ROSCOE, Mo. (AP) -- Two violent storms moved through east central Kansas and west central Missouri Wednesday night and early Thursday, causing property damage and a few minor injuries.

Spotters and law enforcement officials reported seeing funnel clouds aloft and some touching down, and survey teams from the National Weather Service office in Springfield, Mo., were out checking the damage Thursday to determine if it was from tornadoes or straight-line winds. Gusts of up to 70 miles per hour were reported with some of the storms.

Sgt. Brandon Vaughan of the sheriff's department in Missouri's St. Clair County said a tornado touched down in the small community of Roscoe about 10:36 p.m., damaging or destroying several buildings and taking down trees.

``It destroyed the fire station, broke the windows in the fire truck, tore up a restaurant, destroyed a bait shop,'' he said. ``One of our deputies was in town when it hit. It tore up his patrol car.''

Vaughan said only one minor injury was reported, to a woman who went to a hospital on her own.

Earlier, on the Kansas side of the state line, a tornado touched down about 9:15 p.m., damaging some houses east of U.S. 69 between Pleasanton and Prescott, the Linn County Sheriff's Department said.

Joy Moser, a spokeswoman for the Kansas Division of Emergency Management, said two people who were in one of the homes struck by a tornado suffered minor injuries. It was not clear exactly how many houses were damaged by that tornado, she said, but it was on the ground for about seven miles in a rural area.

Steve Runnells, warning coordination meteorologist with the National Weather Service in Springfield, said that a second suspected tornadic storm developed after midnight in Bourbon County, Kan., moving into neighboring Crawford County.
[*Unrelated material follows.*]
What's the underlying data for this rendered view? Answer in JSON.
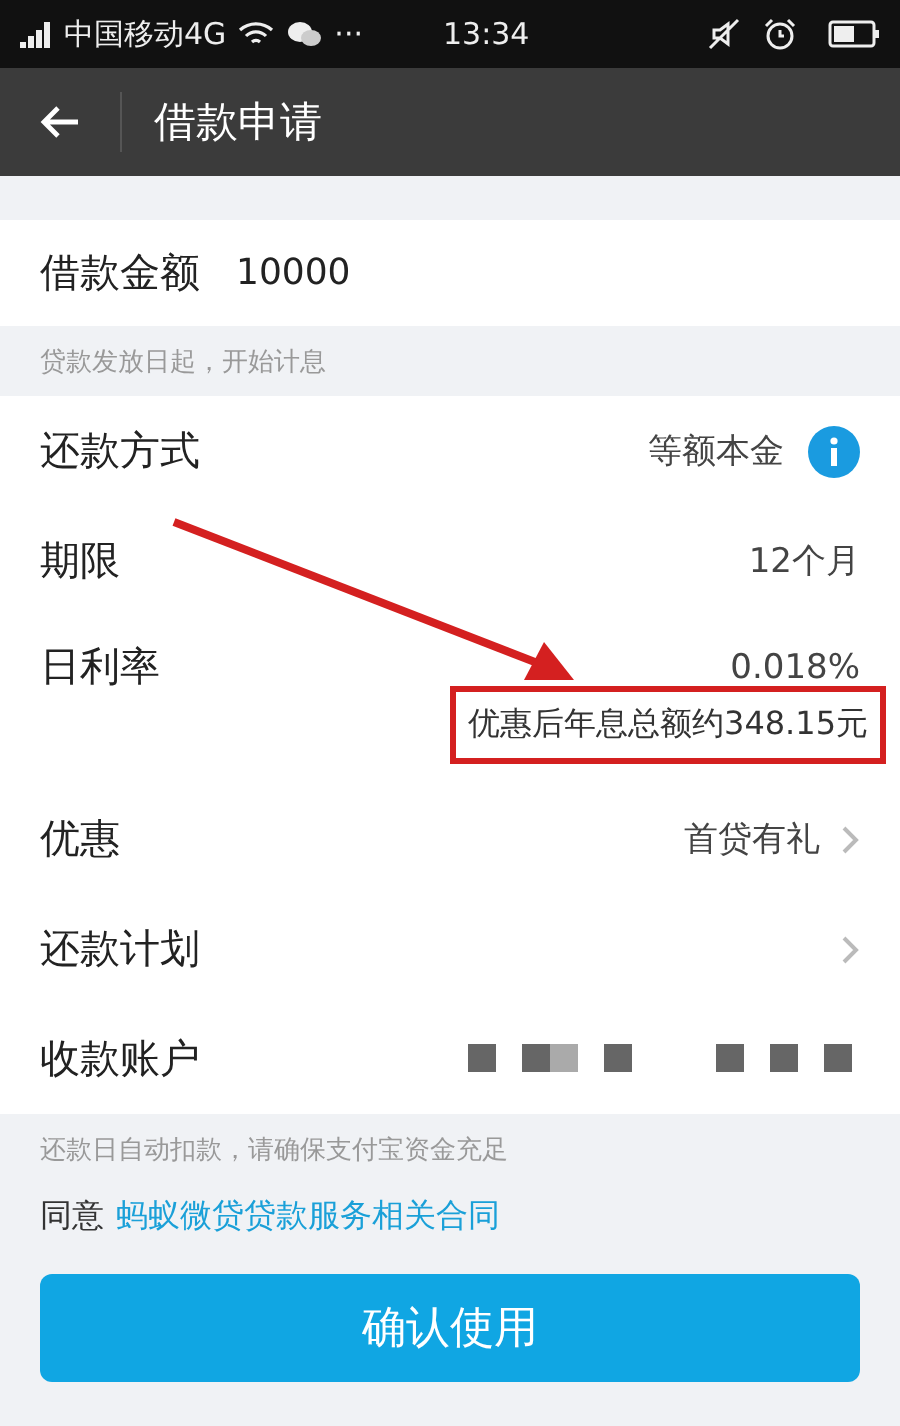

A line of damage was reported from just north of Girard eastward into Arma, with large trees uprooted and pockets of minor strtuctural damage.

Runnels said the storm crosse the border into Missouri near Mindenmines in Barton County, with structural damage reported between Mindenmines and Iantha.

``Aside from that, we've got more than two dozen reports of hail from penny- to golf ball-size, as well as wind damage to trees and power lines across portion of southwest Missouri,'' Runnells said.

He said the recent storms were produced by a frontal boundary floating around the Midwest for a couple of weeks, with warm and unstable air to the south and disturbances passing across it from west to east. He said there was a moderate risk of additional severe storms.

``Very likely it will be another busy afternoon and evening, lasting even into the overnight hours,'' Runnells said.